The Agreement will eliminate tariffs imposed on products in a wide-range of sectors, including agriculture and agri-food, fish and seafood, forestry, metals and mining, and manufactured industrial goods. The TPP also promises to improve access to financial, professional, architectural and engineering services, as well as  research and development, environmental, construction and transportation services.

The Government has stated that the TPP investment chapter will establish “strong rules” offering investors protections such as fair and equitable treatment, non-discriminatory treatment, and protections against expropriation, while at the same time allowing the governments to legislate and regulate in the public interest.

Canada has indicated that the commitments with respect to financial services aim to ensure that markets will remain open for Canadian financial services suppliers, and at the same time, Canadian investments will be protected.
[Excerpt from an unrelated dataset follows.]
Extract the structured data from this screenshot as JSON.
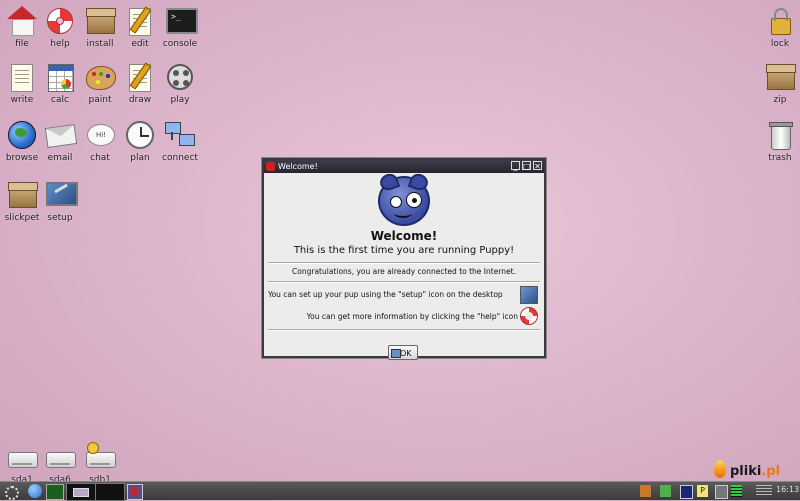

The Government has also announced that the TPP will create new opportunities and further develop existing markets in the TPP region for Canadian producers and exporters of forestry and value-added wood products.

Last week, the Canadian Government had also announced that the TPP will set a “strong regional standard” for the protection and enforcement of Intellectual Property (IP) rights, and had indicated that the agreement would give investors and businesses confidence that the same IP rules will be applied across the TPP region.

A technical summary of the TPP agreement was posted on the Department of Foreign Affairs and Development Canada’s website, with details related to the following chapters:

  • National Treatment and Market Access for Goods
  • Textiles and Apparel
  • Rules of Origin and Origin Procedures
  • Customs Administration and Trade Facilitation
  • Sanitary and Phytosanitary Measures
  • Technical Barriers to Trade
  • Trade Remedies
  • Investment
  • Cross-Border Trade in Services
  • Financial Services
  • Temporary Entry for Business Persons
  • Telecommunications
  • Electronic Commerce
  • Government Procurement
  • Competition Policy
  • State-Owned Enterprises and Designated Monopolies
  • Intellectual Property
  • Labour
  • Environment
  • Development
  • Competitiveness and Business Facilitation
  • Small and Medium-Sized Enterprises
  • Regulatory Coherence
  • Transparency and Anticorruption
  • Institutional Provisions
  • Dispute Settlement
  • Summary of the Tariff Schedule 

The Ministers have announced that the text of the TPP agreement will be released after the technical review, the translation and the legal review are completed. Before coming into force, the agreement will have to be ratified by each country. In Canada, it is expected that the TPP agreement will be tabled during the next session of Parliament.